On this particular morning the hot topics were “clam chowder” and “digital TV.” There’s just no telling from one day to the next what the topics will get us going.
Palmer Hart, a local woodland owner, got us onto the topic of chowder when someone asked him how his recent trip went. First, you have to understand that Palmer is not what you’d call a world traveler. In the last 10-15 years he’s only left the state a half-dozen times and even then, it’s likely he didn’t get further than New Hampshire or Vermont.
Anyway, before he could launch into his story about his trip, he had to tell those of us who weren’t up to date that he went south to attend a conference on woodlot management.

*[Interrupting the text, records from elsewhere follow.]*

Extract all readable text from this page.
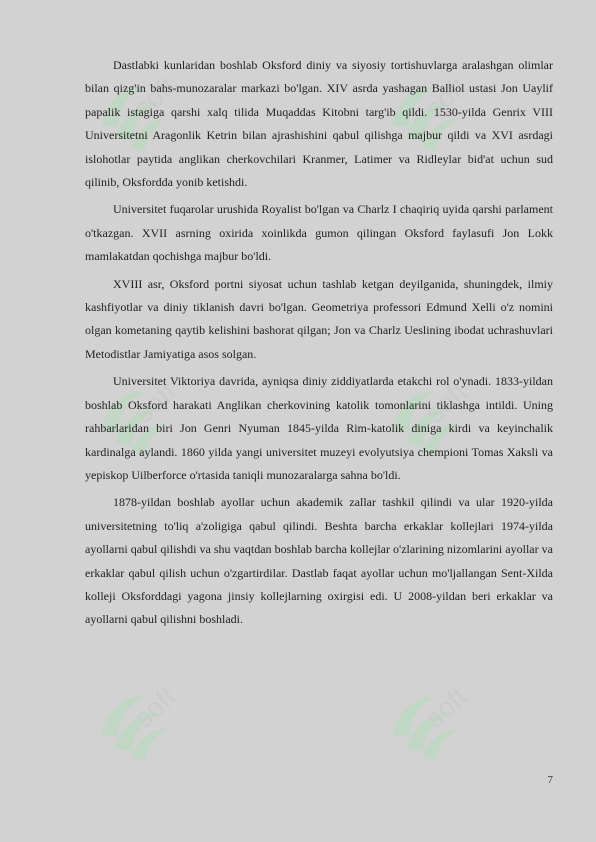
soft	soft
soft	soft
soft	soft

Dastlabki kunlaridan boshlab Oksford diniy va siyosiy tortishuvlarga aralashgan olimlar bilan qizg'in bahs-munozaralar markazi bo'lgan. XIV asrda yashagan Balliol ustasi Jon Uaylif papalik istagiga qarshi xalq tilida Muqaddas Kitobni targ'ib qildi. 1530-yilda Genrix VIII Universitetni Aragonlik Ketrin bilan ajrashishini qabul qilishga majbur qildi va XVI asrdagi islohotlar paytida anglikan cherkovchilari Kranmer, Latimer va Ridleylar bid'at uchun sud qilinib, Oksfordda yonib ketishdi.

Universitet fuqarolar urushida Royalist bo'lgan va Charlz I chaqiriq uyida qarshi parlament o'tkazgan. XVII asrning oxirida xoinlikda gumon qilingan Oksford faylasufi Jon Lokk mamlakatdan qochishga majbur bo'ldi.

XVIII asr, Oksford portni siyosat uchun tashlab ketgan deyilganida, shuningdek, ilmiy kashfiyotlar va diniy tiklanish davri bo'lgan. Geometriya professori Edmund Xelli o'z nomini olgan kometaning qaytib kelishini bashorat qilgan; Jon va Charlz Ueslining ibodat uchrashuvlari Metodistlar Jamiyatiga asos solgan.

Universitet Viktoriya davrida, ayniqsa diniy ziddiyatlarda etakchi rol o'ynadi. 1833-yildan boshlab Oksford harakati Anglikan cherkovining katolik tomonlarini tiklashga intildi. Uning rahbarlaridan biri Jon Genri Nyuman 1845-yilda Rim-katolik diniga kirdi va keyinchalik kardinalga aylandi. 1860 yilda yangi universitet muzeyi evolyutsiya chempioni Tomas Xaksli va yepiskop Uilberforce o'rtasida taniqli munozaralarga sahna bo'ldi.

1878-yildan boshlab ayollar uchun akademik zallar tashkil qilindi va ular 1920-yilda universitetning to'liq a'zoligiga qabul qilindi. Beshta barcha erkaklar kollejlari 1974-yilda ayollarni qabul qilishdi va shu vaqtdan boshlab barcha kollejlar o'zlarining nizomlarini ayollar va erkaklar qabul qilish uchun o'zgartirdilar. Dastlab faqat ayollar uchun mo'ljallangan Sent-Xilda kolleji Oksforddagi yagona jinsiy kollejlarning oxirgisi edi. U 2008-yildan beri erkaklar va ayollarni qabul qilishni boshladi.

7
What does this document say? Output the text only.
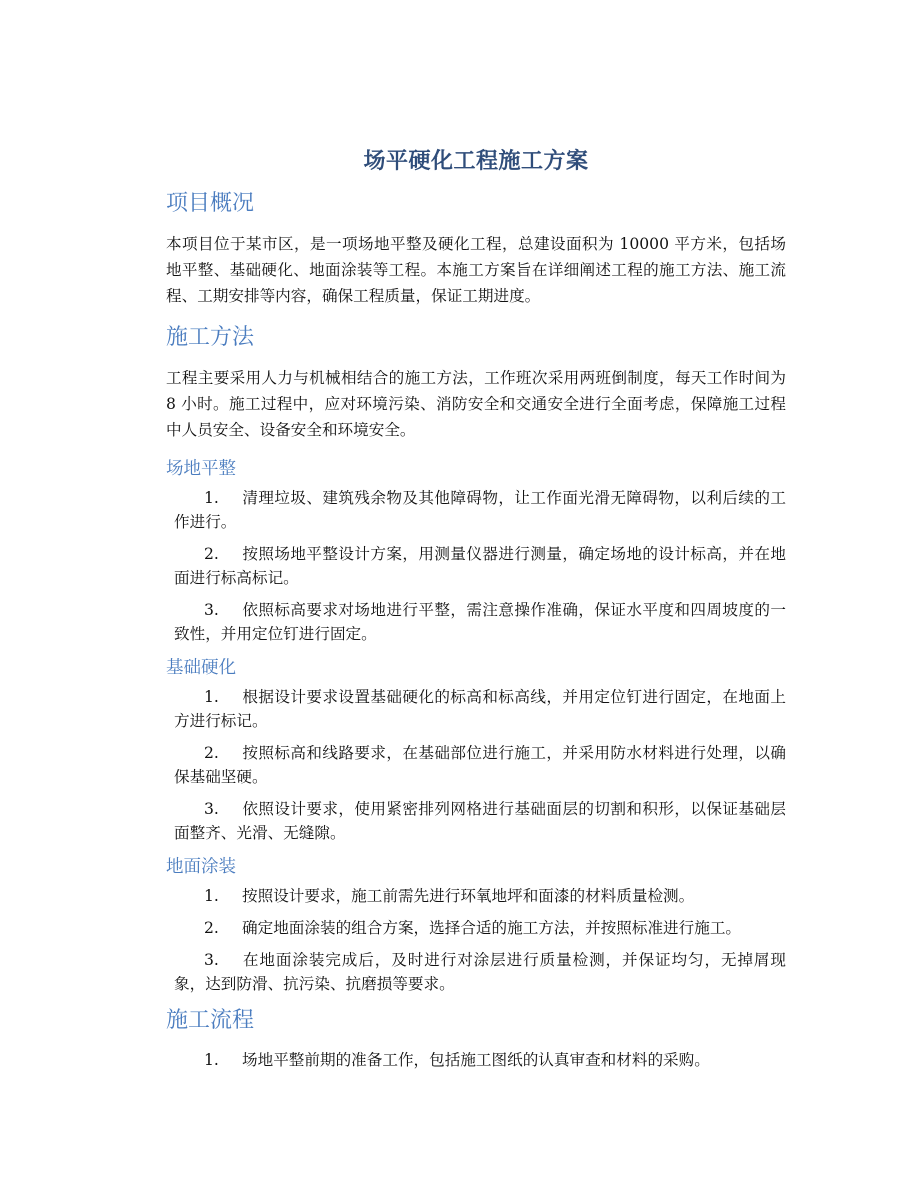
场平硬化工程施工方案
项目概况
本项目位于某市区，是一项场地平整及硬化工程，总建设面积为 10000 平方米，包括场地平整、基础硬化、地面涂装等工程。本施工方案旨在详细阐述工程的施工方法、施工流程、工期安排等内容，确保工程质量，保证工期进度。
施工方法
工程主要采用人力与机械相结合的施工方法，工作班次采用两班倒制度，每天工作时间为 8 小时。施工过程中，应对环境污染、消防安全和交通安全进行全面考虑，保障施工过程中人员安全、设备安全和环境安全。
场地平整
1. 清理垃圾、建筑残余物及其他障碍物，让工作面光滑无障碍物，以利后续的工作进行。
2. 按照场地平整设计方案，用测量仪器进行测量，确定场地的设计标高，并在地面进行标高标记。
3. 依照标高要求对场地进行平整，需注意操作准确，保证水平度和四周坡度的一致性，并用定位钉进行固定。
基础硬化
1. 根据设计要求设置基础硬化的标高和标高线，并用定位钉进行固定，在地面上方进行标记。
2. 按照标高和线路要求，在基础部位进行施工，并采用防水材料进行处理，以确保基础坚硬。
3. 依照设计要求，使用紧密排列网格进行基础面层的切割和积形，以保证基础层面整齐、光滑、无缝隙。
地面涂装
1. 按照设计要求，施工前需先进行环氧地坪和面漆的材料质量检测。
2. 确定地面涂装的组合方案，选择合适的施工方法，并按照标准进行施工。
3. 在地面涂装完成后，及时进行对涂层进行质量检测，并保证均匀，无掉屑现象，达到防滑、抗污染、抗磨损等要求。
施工流程
1. 场地平整前期的准备工作，包括施工图纸的认真审查和材料的采购。
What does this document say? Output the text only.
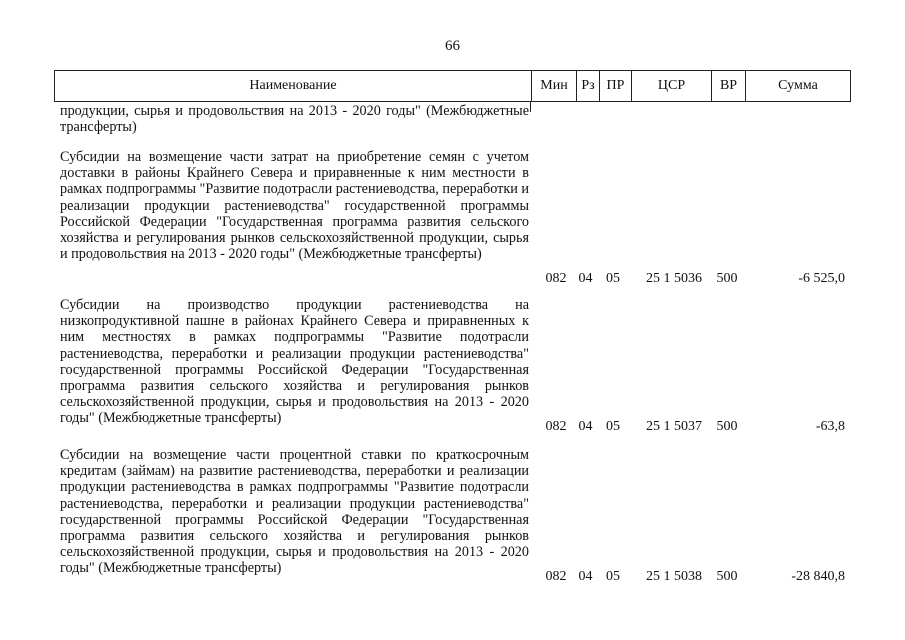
66
Наименование	Мин Рз ПР	ЦСР	ВР	Сумма
продукции, сырья и продовольствия на 2013 - 2020 годы" (Межбюджетные трансферты)
Субсидии на возмещение части затрат на приобретение семян с учетом доставки в районы Крайнего Севера и приравненные к ним местности в рамках подпрограммы "Развитие подотрасли растениеводства, переработки и реализации продукции растениеводства" государственной программы Российской Федерации "Государственная программа развития сельского хозяйства и регулирования рынков сельскохозяйственной продукции, сырья и продовольствия на 2013 - 2020 годы" (Межбюджетные трансферты)
082 04 05	25 1 5036	500	-6 525,0
Субсидии на производство продукции растениеводства на низкопродуктивной пашне в районах Крайнего Севера и приравненных к ним местностях в рамках подпрограммы "Развитие подотрасли растениеводства, переработки и реализации продукции растениеводства" государственной программы Российской Федерации "Государственная программа развития сельского хозяйства и регулирования рынков сельскохозяйственной продукции, сырья и продовольствия на 2013 - 2020 годы" (Межбюджетные трансферты)
082 04 05	25 1 5037	500	-63,8
Субсидии на возмещение части процентной ставки по краткосрочным кредитам (займам) на развитие растениеводства, переработки и реализации продукции растениеводства в рамках подпрограммы "Развитие подотрасли растениеводства, переработки и реализации продукции растениеводства" государственной программы Российской Федерации "Государственная программа развития сельского хозяйства и регулирования рынков сельскохозяйственной продукции, сырья и продовольствия на 2013 - 2020 годы" (Межбюджетные трансферты)
082 04 05	25 1 5038	500	-28 840,8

Surprised that Palmer would venture so far outside Maine, Elmer Tibbett’s piped up and asked: “How far south did they make you go, Palmer? Washington, Atlanta? Miami?”

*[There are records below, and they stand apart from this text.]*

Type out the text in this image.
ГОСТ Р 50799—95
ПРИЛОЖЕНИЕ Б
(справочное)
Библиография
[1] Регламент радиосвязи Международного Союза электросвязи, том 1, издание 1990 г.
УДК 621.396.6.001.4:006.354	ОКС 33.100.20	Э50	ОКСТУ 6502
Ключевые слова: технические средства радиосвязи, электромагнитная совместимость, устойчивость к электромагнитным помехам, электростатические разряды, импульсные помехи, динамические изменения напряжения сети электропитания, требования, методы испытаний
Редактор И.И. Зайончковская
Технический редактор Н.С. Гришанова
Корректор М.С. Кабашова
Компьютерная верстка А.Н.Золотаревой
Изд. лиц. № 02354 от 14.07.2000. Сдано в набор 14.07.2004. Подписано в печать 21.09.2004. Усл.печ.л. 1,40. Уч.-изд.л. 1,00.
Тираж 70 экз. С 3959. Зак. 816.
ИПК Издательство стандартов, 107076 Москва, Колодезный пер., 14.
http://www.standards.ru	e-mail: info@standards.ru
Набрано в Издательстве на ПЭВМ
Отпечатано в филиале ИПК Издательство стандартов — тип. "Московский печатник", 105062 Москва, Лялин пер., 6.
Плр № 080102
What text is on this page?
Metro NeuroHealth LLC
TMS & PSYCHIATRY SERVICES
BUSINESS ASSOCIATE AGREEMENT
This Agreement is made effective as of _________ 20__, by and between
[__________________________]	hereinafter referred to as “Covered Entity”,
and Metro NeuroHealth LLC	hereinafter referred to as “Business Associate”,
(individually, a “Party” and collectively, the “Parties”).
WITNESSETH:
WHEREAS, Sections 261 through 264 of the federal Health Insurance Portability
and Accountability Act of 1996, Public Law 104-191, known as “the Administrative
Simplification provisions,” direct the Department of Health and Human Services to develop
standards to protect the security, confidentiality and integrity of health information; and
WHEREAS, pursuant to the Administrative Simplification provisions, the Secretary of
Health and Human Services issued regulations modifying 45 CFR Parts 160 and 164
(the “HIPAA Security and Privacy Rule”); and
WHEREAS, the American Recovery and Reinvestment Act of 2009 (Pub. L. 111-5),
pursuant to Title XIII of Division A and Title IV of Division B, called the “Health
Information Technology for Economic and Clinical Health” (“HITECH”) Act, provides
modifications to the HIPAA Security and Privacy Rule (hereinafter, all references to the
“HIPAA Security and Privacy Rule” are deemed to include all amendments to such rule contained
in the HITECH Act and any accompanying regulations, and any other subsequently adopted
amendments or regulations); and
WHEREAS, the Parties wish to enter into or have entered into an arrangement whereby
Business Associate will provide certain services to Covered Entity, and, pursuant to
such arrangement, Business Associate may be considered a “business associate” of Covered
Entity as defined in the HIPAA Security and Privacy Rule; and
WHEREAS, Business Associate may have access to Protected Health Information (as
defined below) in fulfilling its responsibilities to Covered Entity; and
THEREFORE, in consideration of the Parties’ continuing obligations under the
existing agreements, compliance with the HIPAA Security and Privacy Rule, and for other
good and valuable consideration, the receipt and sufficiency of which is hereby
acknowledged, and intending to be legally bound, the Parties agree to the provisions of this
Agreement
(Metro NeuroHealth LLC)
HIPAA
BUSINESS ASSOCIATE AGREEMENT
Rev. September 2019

Turns out the conference was in Providence, which is about as far south as Palmer’s ever been and is ever likely to go.
Palmer said he liked Providence well enough and was surprised to see that it was even bigger than Portland.
He said the only real trouble he had was in the restaurants. He always has trouble in restaurants with food items he’s never heard of and can’t pronounce. And in a place like Providence, all the people talk so fast and so funny you can’t understand a word they’re saying anyway.
Palmer said he always remembered the worldly advice of Tink Billings: “Never order the soup du jour, because you never know from one day to the next what it’s going to be.” Nevertheless, he still had with some restaurants.
He said one day he went into the hotel restaurant and ordered a bowl of clam chowder for lunch. Simple, right?
Well, a few minutes later, the server plunked down in front of me a steaming bowl of something - but it definitely wasn’t clam chowder.
Before I could say anything she was out of there like a shot. You know how fast those big city waitresses are. We all nodded.
Course, not knowing what it was I didn’t dare touch it. Finally she’s back to ask if “everything was all right.” I said “it’s not all right from where I sit.”
“What’s the problem?” She asked.
I said, “I don’t know what’s in this bowl you brought me, but there’s definitely something in there that’s injured and appears to be hemorrhaging.”
Palmer began chuckling and then said: “Turns out, it wasn’t that at all. Down there in Providence, they intentionally put tomato sauce in their clam chowder instead of milk, like you’re supposed to. Then, they call it Manhattan clam chowder just to deflect the blame, I guess.”
No wanting to start arguing over the merits of one or the other red vs. white - we all just sat there nodding, hoping someone would change the subject.
Finally, Hollis Watts broke the silence by asking if we’d bought our digital TVs, to be ready for the big changeover in February.
Harold Hupper piped up and said he thought the whole thing was a government plot to get everyone signed up with cable. He said he applied for a ‘converter’ coupon the government’s giving out but they wanted much more personal information than he thought the transaction deserved so he’s planning to go without his TV for a while and will be listening to more radio.
At that point we all got up to go but figured we’d be hearing more from Harold about the government’s digital-converter conspiracy.